Scientific classification
- Kingdom: Animalia
- Phylum: Chordata
- Class: Mammalia
- Order: Chiroptera
- Family: Molossidae
- Genus: Mops
- Species: M. pumilus
- Binomial name: Mops pumilus (Cretzschmar, 1826)

= Little free-tailed bat =

- Genus: Mops
- Species: pumilus
- Authority: (Cretzschmar, 1826)
- Conservation status: LC

Species of bat

The little free-tailed bat (Mops pumilus) is a species of the genus Mops in the family Molossidae. It is widely distributed across Africa and islands around the continent.

== Description ==
The little free-tailed bat is one of the smallest species in the genus Mops, and a total body length is measured from 54 to 102 mm. The ventral fur has lighter color than the dorsal fur, which is short and blackish-brown. Pale or white hairs are observed on the ventral surface where wings are connected to flanks, and both white-winged (north-eastern African species) and dark-winged (southern African species) types have been found. This species has round ears that are large for its head size.
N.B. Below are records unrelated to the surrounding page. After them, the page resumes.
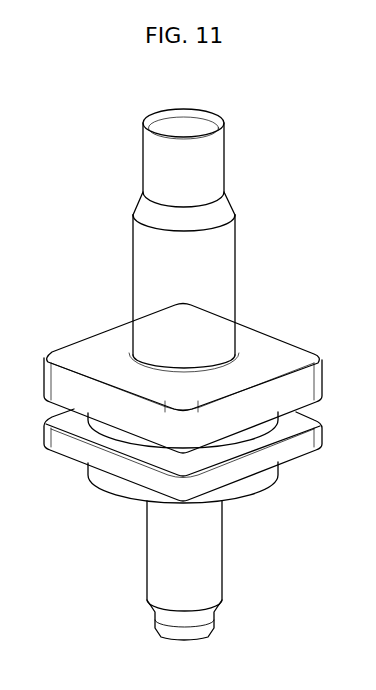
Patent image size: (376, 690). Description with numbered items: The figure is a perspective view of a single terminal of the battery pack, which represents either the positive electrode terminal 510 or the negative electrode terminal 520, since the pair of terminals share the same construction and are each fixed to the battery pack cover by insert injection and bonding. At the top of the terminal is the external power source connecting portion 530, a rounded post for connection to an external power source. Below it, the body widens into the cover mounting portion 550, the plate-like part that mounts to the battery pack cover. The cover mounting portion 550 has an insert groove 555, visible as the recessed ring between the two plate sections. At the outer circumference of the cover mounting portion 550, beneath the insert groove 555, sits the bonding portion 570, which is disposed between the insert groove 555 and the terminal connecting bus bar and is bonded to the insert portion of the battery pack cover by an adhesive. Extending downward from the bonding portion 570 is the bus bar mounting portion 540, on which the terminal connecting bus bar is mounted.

The positive electrode terminal 510 is at (64, 146).
The negative electrode terminal 520 is at (184, 293).
The external power source connecting portion 530 is at (215, 163).
The bus bar mounting portion 540 is at (213, 577).
The cover mounting portion 550 is at (278, 350).
The insert groove 555 is at (270, 430).
The bonding portion 570 is at (250, 488).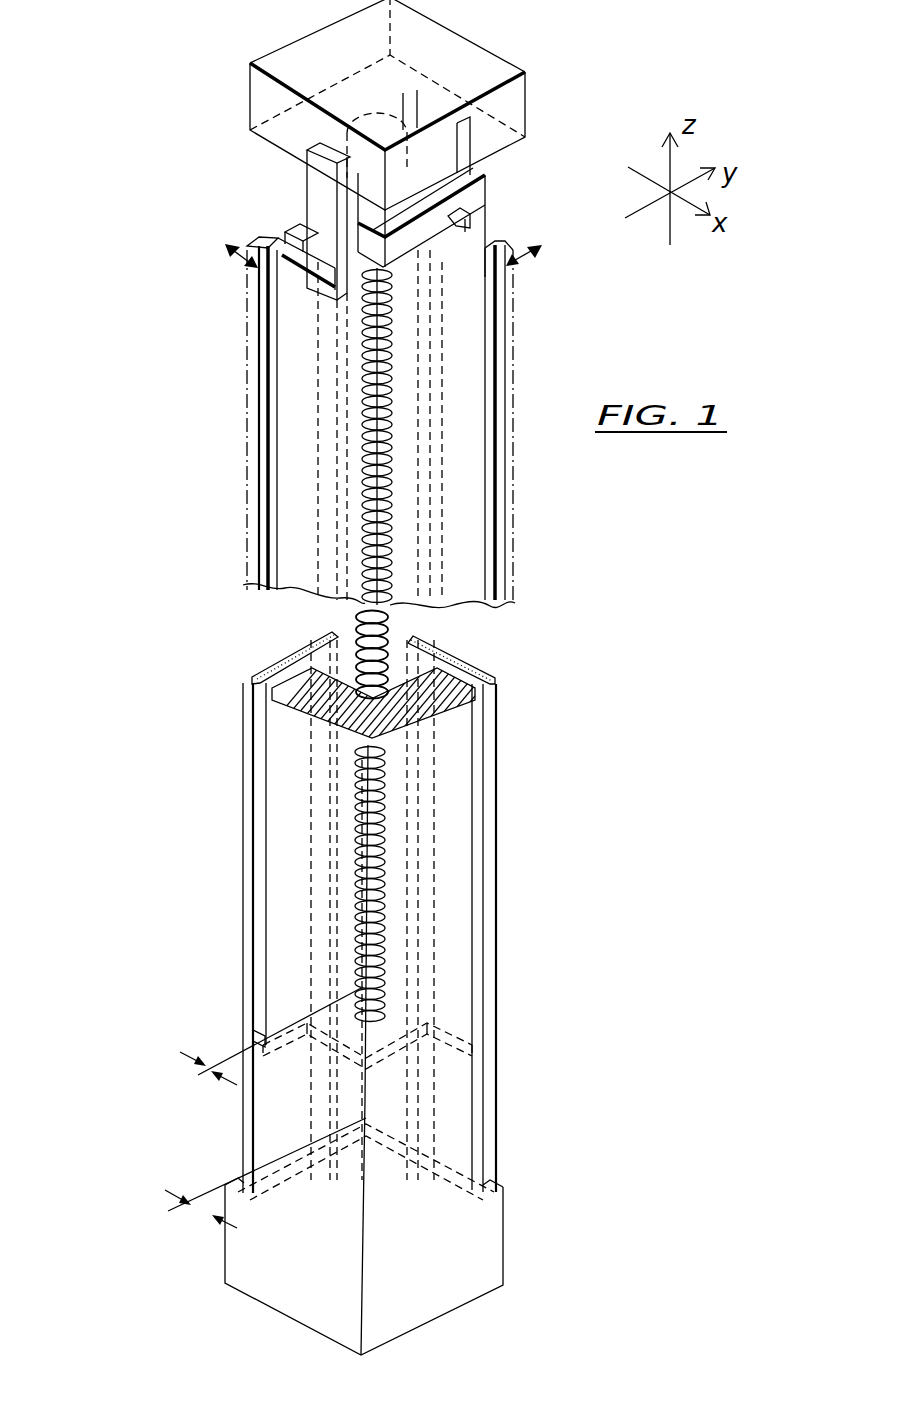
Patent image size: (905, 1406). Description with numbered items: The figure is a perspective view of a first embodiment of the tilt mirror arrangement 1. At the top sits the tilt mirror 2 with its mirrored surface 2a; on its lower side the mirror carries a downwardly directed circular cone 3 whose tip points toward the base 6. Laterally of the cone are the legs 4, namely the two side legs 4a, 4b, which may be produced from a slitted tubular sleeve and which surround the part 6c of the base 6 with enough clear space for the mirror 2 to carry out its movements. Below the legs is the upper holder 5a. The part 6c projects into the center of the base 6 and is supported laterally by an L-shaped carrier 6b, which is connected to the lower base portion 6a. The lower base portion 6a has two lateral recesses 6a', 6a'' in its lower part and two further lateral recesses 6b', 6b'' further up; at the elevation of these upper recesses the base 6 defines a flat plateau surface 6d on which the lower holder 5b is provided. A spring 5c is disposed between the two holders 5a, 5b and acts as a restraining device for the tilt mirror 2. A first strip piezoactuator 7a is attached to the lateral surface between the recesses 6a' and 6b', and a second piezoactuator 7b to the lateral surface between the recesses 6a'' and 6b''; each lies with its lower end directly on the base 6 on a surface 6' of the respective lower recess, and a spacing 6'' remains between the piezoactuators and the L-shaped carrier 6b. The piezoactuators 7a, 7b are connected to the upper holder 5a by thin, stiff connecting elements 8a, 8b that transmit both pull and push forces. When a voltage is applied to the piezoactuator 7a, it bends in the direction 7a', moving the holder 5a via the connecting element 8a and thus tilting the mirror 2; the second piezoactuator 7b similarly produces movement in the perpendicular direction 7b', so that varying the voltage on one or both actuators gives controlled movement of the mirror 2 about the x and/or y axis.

The tilt mirror arrangement 1 is at (166, 51).
The tilt mirror 2 is at (508, 108).
The mirrored surface 2a is at (476, 64).
The circular cone 3 is at (345, 118).
The bracket 4 is at (460, 143).
The side leg 4a is at (436, 132).
The side leg 4b is at (300, 183).
The holder 5a is at (375, 283).
The lower holder 5b is at (395, 1022).
The spring 5c is at (392, 618).
The base 6 is at (314, 802).
The surface of the recess 6' is at (247, 1182).
The spacing 6'' is at (255, 1055).
The lower base portion 6a is at (389, 1270).
The lateral recess 6a' is at (519, 1159).
The lateral recess 6a'' is at (211, 1168).
The L-shaped carrier 6b is at (400, 705).
The lateral recess 6b' is at (409, 1044).
The lateral recess 6b'' is at (225, 1009).
The part of the base 6c is at (462, 178).
The flat plateau surface 6d is at (415, 1045).
The first strip piezoactuator 7a is at (516, 716).
The direction 7a' is at (545, 238).
The second piezoactuator 7b is at (234, 715).
The direction 7b' is at (221, 272).
The connecting element 8a is at (425, 270).
The connecting element 8b is at (305, 216).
The small tragus of its ear, which is asymmetrically bilobed at the end, is covered by the large antitragus. A distinguishable forehead tuft is observed in males and it makes their outline recognizable during flight. This species shows great morphological variations in wing and pelage colors resulted in different taxonomic designations depending on its distributional ranges. To illustrate, the little free-tailed bat population found in Amani, Tanzania, has a longer forearm length on average than populations in southern Africa and Ghana and a higher wing loading than populations in South Africa.

== Ecology ==

=== Distribution and habitat ===
Little free-tailed bats occur across southern parts of the Arabian Peninsula, sub-Saharan Africa, and islands of the west Africa and east shores of Africa, such as São Tomé, Bioko, Zanzibar, Pemba, the Comoros, the Seychelles, and Madagascar. Habitats of little free-tailed bats are various from rainforest regions in the south to semiarid areas in the north, which are typically open foraging regions. These bats are found in savannas of Sudan, Guinea, and Zambia, in the Cape Macchia Zone, and more arid countries in the north. Also, they tend to prefer low veld areas in Zimbabwe, but they are never found on the plateau higher than 1,000 meter altitude.

=== Diet ===
The little free-tailed bat is insectivorous and feeds on a wide range of small insects. Coleoptera (beetles), Hemiptera (true bugs) and Lepidoptera (moths and butterflies) are major prey for this species. During both summer and winter seasons, they mainly prey on Hemiptera and Lepidoptera, while Diptera (flies) notably contributes to the diet only in the winter and Coleoptera is common only in the summer. However, depending on distributional ranges, types of prey can be varied considerably. For instance, a population found in Amani, Tanzania, mainly feeds on Blattodea (cockroaches) with Hemiptera as the only other order to account for more than 10% of the diet. In South Africa, even though prey is equally available during both dry and rainy seasons, mean size of prey tends to increase in the rainy season.

== Behavior ==

=== Flight and echolocation ===
Little free-tailed bats can fly fast in open areas where they typically inhabit. They have strong, elastic, and leathery flight membrane with high aspect ratio (wing length to width) of long and narrow wings, which are suited for fast and long distance flight but low maneuverability. In terms of their low maneuverability, while other African species can pass between two objects that are 11 cm apart, the minimum distance between two objects that little free-tailed bats can fly is 44 cm. Even though its ears are relatively large for its head size, they can lie down on its head to reduce air resistance during flight. As a nocturnal species, little free-tailed bats primarily rely on echolocation to detect their prey and environment. Since higher frequency of echolocation call attenuates with distance faster than low frequency, this species uses low frequency calls with high intensity, which last longer and thus are suitable for prey detection with long-range in open areas.